第29話:要は得意分野で戦えば良いって事ですよ

 仮眠を取ってからも捜索を続け、結構な時間を迷宮ダンジョンで過ごし入口まで戻ると、エリナが出迎えてくれた。

 テントの前で薪に火をつけると、テーブルの上に料理を並べる。

 この世界では外でも不安なく温かい料理が食べられる事は贅沢な事なのだが、タクトにとっては今の所は小学校で行ったキャンプ程度の認識しか感じていない。

 それはエリナが毎日ちゃんとした料理を用意したり、テント生活でも過不足なく過ごせるようサポートしている為である。

 今もテーブルの上に並べられたサラダと肉料理を食べながら迷宮ダンジョンの進捗具合を話していた。


「もう犯打パンダを倒せるようになりましたか」


 犯打パンダとの戦いをやや脚色が付いた感じで身振りを交えながら話すタクトにミニエルもノリノリで話を合わせると、一言一言に頷き確りと返事をする。

 エリナは犯打パンダを倒すまでもう少しかかると予想していたらしく、喜ばしい事ですと素直に褒めてくれる。


「では今回の趣旨もご理解頂けましたか?」


 この様子なら大丈夫だろうと判断したエリナであったが、この問いにタクトは思い浮かべるものが特に無かったようで困惑の表情を浮かべた。

 考え込む姿を見て少し残念そうな顔をするも、直ぐに持ち直して声をかける。


「その体格では限界を感じませんでしたか?」


 この一言を聞いて漸く何が言いたいのかを察する事が出来た。

 武多ブタはまだ身を守っていれば何とかなった。

 だがそれは相手が自分と同程度の大きさの相手だったからに過ぎない。

 実際に武多ブタの何倍も大きい犯打パンダを相手にした際は確りと油断なく強化をした筈なのに一撃で骨を折られたのを思い出す。


「確かにな、手足も短いし丈夫とも言えない。

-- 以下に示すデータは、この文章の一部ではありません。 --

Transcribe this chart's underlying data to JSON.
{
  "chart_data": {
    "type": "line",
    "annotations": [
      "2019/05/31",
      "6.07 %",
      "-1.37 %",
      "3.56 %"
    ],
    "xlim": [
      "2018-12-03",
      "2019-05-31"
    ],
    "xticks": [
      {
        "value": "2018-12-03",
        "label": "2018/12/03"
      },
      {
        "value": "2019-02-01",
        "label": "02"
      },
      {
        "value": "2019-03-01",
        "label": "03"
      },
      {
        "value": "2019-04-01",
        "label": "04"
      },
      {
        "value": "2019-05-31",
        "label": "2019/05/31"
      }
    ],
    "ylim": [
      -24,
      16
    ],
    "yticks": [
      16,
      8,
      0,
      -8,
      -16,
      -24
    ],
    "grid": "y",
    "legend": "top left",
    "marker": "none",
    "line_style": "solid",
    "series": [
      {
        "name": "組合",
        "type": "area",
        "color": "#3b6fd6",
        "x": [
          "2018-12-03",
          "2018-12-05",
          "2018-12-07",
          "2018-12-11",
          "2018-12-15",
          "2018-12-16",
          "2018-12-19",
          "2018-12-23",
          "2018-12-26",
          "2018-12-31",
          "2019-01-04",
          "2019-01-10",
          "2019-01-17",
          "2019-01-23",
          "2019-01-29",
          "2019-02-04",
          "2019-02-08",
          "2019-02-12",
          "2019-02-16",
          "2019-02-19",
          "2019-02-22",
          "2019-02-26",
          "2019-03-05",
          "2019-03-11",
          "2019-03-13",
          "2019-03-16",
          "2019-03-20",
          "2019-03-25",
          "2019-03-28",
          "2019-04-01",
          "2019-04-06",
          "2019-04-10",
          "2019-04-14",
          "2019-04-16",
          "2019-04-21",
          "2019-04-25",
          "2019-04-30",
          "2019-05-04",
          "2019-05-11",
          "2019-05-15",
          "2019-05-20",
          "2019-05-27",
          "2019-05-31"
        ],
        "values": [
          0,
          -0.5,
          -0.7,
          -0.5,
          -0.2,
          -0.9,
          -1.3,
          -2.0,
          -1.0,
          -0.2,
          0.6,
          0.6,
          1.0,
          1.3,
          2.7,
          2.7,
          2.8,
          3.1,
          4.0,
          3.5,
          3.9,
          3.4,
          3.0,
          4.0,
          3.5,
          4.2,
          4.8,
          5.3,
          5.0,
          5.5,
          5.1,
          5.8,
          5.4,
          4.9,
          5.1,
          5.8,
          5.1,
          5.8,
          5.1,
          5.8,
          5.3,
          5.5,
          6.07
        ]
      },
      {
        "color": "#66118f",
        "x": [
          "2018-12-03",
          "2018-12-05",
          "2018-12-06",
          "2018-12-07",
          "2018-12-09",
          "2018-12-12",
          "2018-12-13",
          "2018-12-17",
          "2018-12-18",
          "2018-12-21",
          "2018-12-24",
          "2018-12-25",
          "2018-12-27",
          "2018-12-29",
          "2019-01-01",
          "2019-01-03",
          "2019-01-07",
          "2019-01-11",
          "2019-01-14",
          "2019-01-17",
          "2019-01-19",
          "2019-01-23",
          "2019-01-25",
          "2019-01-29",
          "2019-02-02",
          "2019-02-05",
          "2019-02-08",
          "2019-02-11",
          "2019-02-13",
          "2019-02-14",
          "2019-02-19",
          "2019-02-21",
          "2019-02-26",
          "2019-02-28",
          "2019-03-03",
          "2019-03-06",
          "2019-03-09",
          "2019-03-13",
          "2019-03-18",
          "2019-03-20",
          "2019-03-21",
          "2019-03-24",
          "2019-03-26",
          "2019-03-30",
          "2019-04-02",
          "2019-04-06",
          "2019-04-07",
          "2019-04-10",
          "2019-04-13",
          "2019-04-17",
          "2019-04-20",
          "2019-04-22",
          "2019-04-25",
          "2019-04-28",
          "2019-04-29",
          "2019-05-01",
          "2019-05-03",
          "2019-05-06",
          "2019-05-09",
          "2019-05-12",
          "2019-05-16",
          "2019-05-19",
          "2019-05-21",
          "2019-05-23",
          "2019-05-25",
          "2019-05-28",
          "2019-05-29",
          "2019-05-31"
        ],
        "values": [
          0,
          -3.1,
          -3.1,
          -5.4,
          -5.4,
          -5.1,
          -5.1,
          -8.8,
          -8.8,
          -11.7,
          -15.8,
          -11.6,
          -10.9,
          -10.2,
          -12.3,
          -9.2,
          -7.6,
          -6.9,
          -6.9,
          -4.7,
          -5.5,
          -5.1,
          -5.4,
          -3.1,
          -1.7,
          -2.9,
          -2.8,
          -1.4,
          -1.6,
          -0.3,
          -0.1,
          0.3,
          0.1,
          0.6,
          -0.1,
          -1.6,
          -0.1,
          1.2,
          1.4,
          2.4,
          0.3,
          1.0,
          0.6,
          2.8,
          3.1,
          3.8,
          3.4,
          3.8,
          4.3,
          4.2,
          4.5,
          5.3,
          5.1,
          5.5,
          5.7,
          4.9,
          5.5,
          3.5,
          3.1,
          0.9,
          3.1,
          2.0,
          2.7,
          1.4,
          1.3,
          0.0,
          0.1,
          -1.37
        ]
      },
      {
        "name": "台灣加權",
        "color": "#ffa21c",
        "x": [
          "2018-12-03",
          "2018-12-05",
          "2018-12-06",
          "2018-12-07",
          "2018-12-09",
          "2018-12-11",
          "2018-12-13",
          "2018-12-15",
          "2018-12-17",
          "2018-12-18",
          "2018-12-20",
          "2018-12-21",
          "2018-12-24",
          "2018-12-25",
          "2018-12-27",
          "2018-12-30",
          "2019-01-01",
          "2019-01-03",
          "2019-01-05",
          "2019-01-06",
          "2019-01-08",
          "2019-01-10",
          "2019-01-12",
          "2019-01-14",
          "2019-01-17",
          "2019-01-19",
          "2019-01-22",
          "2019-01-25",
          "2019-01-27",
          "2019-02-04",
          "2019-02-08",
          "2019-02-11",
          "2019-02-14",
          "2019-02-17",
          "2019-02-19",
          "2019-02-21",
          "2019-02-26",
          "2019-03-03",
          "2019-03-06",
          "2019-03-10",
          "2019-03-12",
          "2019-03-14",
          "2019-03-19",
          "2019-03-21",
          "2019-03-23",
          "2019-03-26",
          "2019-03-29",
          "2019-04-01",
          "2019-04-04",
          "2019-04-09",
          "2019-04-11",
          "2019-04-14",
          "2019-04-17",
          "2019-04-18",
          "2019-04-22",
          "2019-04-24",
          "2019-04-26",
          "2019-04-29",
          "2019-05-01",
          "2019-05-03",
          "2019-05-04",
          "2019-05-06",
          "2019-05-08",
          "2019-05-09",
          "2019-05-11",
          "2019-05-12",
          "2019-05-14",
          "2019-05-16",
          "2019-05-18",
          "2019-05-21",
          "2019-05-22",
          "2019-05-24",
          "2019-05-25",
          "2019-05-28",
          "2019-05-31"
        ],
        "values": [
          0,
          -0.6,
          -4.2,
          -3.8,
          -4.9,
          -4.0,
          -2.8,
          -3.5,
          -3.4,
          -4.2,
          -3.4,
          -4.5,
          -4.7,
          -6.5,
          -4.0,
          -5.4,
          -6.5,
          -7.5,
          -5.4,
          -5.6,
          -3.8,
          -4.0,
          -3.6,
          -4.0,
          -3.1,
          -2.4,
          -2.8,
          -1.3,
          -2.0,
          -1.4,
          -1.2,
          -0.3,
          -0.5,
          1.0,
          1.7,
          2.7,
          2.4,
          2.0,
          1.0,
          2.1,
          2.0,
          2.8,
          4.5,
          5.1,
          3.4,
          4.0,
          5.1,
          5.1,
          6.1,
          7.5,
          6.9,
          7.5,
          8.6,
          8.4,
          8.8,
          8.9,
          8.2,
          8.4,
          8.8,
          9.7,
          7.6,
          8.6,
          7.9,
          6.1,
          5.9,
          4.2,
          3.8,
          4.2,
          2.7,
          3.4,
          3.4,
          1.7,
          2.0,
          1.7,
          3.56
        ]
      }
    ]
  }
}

早く動ける訳でもないからな」


 自身の手を伸ばして確認するかのようにそう言うと、大人になれればなぁと呟く。


「ですが、武器も防具も持たずに自身の何倍もある相手を倒した。そうでしょう?」


 諭すように優しく言うと、どうやったのかは覚えてますよねと付け加える。

 先ほどまでエリナに語っていた内容を思い出し、今更ながら魔法の力って凄いんだなと改めて認識する。


「つまり魔法で戦えって事か?」


 魔法を使って勝ったのだからそうするべきなのかと問うと、それだけじゃないと返事が返ってくる。

 またも表情を曇らせるタクトを見かねたミニエルが横から割り込むような形で口を挟む。


「魔法の適正は凄いのにこう言うのは苦手なんですから………要は得意分野で戦えば良いって事ですよ」


 実際得意分野と言われても今一ピンとこないタクトは余りスッキリしない感じの困惑の表情のままで、何となく判ったと曖昧な返事をする。


「魔法で戦うと言う事に間違いは無いでしょう。ただ、自身のスタイルを確り知る事は大事です」


 要は戦い方の指針を自分で選ぶ必要があったのだとミニエルから話を纏めて貰い漸く理解するに至る。

 確かに殴り合いの戦いは向かないとここでの経験で理解できた。

 何方かと言うと二匹目の犯打パンダを倒した時の様に距離を取って戦う方が良いかも知れないなと考える。


「では、食後の運動に今回は的当てでも致しましょうか」


 粗方食べ終えた食器を下げるとスカートを一振りし、そこから円盤状の板を取り出した。

 魔力で強化したフリスビーのような形状をしたそれを、空高く投げると直ぐに見えなくなってしまう。


「一定距離まで飛んだら固定される様に調整された的です、どんな方法でも良いので撃ち抜いてください。」


 そう言いながらドンドン投げて行く。


「超長距離を狙撃出来たのでしたらこの位は余裕でしょう」


 始めは一つ一つ投げていたエリナが急に魔法で円盤状の板を数十個一気に浮かせて空にバラまく。

 その光景を見てヤバいと感じたタクトが急いで目を集中強化するも、半分ほどは追う事叶わずにまず何処にあるのか探る状態からのスタートとなった。


「ちなみに、終わるまで就寝は有りませんので、悪しからず」


 その日、タクトが眠りにつく事が許されたのは太陽が昇り始めてからであった。